April 23, 2021
Myotonic Dystrophy Type 2
- Published: April 23, 2021
- By: Kelly Mrachek, MD
A 55-year-old male with Myotonic Dystrophy Type 2 (DM2). Frozen sections of skeletal muscle stained with H&E show moderate to marked variation in muscle fiber size with scattered ringbinden (ring fibers), a few nuclear bag muscle fibers, and minimally increased muscle fibers with internalized nuclei (1). Ultrastructural examination shows a ring fiber with disorientation of peripheral myofibrils running perpendicularly to the central myofibrils of the muscle fiber (2). (Original magnifications: A. Hematoxylin and eosin (H&E)-stained frozen section of skeletal muscle, 100x; B. Electron microscopy, 1000x)
Using the images, match the diagnosis and genetic alteration in this common muscular dystrophy of adulthood.
Answer: DM2, ZNF9
Myotonic dystrophy type 2 (DM2), also known as proximal myotonic myopathy (PROMM) which is caused by expanded CCTG repeats in intron 1 of the zinger finger protein 9 gene (ZNF9) on chromosome 3q.
The expanded repeats in the noncoding regions are transcribed into RNAs which produce a toxic gain-of-function to deregulate several RNA binding proteins, resulting in aberrant RNA slicing, polyadenylation, or expression of many genes.

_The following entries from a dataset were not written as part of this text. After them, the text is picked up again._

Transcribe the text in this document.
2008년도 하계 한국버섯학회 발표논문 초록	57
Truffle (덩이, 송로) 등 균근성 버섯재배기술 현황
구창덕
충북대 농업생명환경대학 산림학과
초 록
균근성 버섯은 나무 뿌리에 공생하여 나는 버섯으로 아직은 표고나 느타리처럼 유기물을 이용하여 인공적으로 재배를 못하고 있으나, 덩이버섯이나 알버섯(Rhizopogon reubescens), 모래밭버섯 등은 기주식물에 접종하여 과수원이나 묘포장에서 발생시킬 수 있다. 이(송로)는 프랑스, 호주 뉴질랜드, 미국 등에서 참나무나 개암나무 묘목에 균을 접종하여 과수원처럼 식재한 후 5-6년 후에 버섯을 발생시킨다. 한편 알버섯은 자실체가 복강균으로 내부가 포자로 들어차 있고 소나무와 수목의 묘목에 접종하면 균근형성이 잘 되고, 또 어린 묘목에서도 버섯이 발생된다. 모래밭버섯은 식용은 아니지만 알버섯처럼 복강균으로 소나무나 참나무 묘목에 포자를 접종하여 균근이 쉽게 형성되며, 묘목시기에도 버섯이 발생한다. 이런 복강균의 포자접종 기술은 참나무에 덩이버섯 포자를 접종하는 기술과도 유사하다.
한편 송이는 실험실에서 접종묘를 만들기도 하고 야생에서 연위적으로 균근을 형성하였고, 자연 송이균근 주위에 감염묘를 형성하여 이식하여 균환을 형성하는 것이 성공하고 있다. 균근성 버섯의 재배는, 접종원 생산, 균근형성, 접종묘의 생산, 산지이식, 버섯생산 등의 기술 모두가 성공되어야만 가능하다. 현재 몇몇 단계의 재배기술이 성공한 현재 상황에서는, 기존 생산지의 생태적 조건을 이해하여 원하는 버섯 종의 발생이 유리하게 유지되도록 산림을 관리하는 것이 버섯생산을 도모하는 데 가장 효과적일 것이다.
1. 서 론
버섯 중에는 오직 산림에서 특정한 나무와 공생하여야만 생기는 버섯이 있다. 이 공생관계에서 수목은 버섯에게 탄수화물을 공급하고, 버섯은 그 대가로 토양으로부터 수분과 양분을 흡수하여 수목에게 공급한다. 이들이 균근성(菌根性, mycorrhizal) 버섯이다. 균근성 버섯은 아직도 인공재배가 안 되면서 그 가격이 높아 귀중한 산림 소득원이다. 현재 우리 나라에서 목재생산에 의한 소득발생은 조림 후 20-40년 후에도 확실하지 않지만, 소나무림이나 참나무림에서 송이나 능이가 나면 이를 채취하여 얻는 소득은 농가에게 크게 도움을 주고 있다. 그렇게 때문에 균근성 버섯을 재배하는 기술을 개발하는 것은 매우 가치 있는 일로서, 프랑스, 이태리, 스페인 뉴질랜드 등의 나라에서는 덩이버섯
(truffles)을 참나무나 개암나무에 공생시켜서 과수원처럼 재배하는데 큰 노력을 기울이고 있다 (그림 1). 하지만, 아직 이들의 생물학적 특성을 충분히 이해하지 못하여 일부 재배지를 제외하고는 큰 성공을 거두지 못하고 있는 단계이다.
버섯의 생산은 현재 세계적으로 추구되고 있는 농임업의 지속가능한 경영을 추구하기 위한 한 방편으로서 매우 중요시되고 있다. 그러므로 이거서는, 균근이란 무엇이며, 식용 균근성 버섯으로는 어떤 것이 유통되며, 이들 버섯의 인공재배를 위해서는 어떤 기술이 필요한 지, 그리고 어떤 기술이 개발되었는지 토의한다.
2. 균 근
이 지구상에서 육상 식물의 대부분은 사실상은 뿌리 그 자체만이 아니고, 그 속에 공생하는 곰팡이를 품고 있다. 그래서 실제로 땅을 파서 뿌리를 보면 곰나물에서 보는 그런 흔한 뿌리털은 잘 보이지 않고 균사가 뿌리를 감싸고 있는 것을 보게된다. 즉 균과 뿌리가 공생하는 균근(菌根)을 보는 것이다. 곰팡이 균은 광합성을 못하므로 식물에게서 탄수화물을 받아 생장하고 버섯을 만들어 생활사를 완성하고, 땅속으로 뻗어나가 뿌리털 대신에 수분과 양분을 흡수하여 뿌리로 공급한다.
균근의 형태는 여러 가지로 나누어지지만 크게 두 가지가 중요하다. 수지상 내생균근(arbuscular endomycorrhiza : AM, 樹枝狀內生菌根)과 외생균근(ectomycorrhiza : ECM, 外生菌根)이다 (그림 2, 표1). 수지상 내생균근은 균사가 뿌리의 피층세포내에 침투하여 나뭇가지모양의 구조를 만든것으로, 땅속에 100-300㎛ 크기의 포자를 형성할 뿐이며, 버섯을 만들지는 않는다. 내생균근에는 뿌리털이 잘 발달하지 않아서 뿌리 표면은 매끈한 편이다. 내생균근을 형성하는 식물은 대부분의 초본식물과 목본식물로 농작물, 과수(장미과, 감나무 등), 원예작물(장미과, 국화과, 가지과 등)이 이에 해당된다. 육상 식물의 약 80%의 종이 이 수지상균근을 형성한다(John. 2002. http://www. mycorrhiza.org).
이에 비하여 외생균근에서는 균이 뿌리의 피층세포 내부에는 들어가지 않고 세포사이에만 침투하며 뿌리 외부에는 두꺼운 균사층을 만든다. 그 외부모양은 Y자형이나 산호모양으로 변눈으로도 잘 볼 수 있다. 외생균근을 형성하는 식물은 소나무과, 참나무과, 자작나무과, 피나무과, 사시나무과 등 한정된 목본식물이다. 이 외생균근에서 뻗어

There is no cure for myotonic dystrophy and definitive diagnosis is made by genetic testing, although muscle biopsy may be helpful to guide the choice of targeted gene panel testing.
Myotonic dystrophy is an autosomal dominant disease, with myotonic dystrophy type 1 (DM1) being the most common adult muscular dystrophy, due to expanded CTG repeated in the untranslated region of the myotonic dystrophy protein kinase gene (DMPK) on chromosome 19q13.
Why were the other answers wrong?
Becker Muscular Dystrophy (BMD) is caused by alterations in the DMD gene; however, this spectrum of disease is not seen in the image, the clinical presentation does not match, and it is not as common as DM2.
Central Core Myopathy/Disease (CCD) is caused by alterations in the RYR1 gene; however, this spectrum of disease is not seen in the image, the clinical presentation does not match, and it is not as common as DM2.
McArdle Disease (Glycogen Storage Disease, Type V) is caused by alterations in the PYGM gene and commonly presents with exercise intolerance. Among metabolic myopathies of carbohydrate metabolism, it is the most common.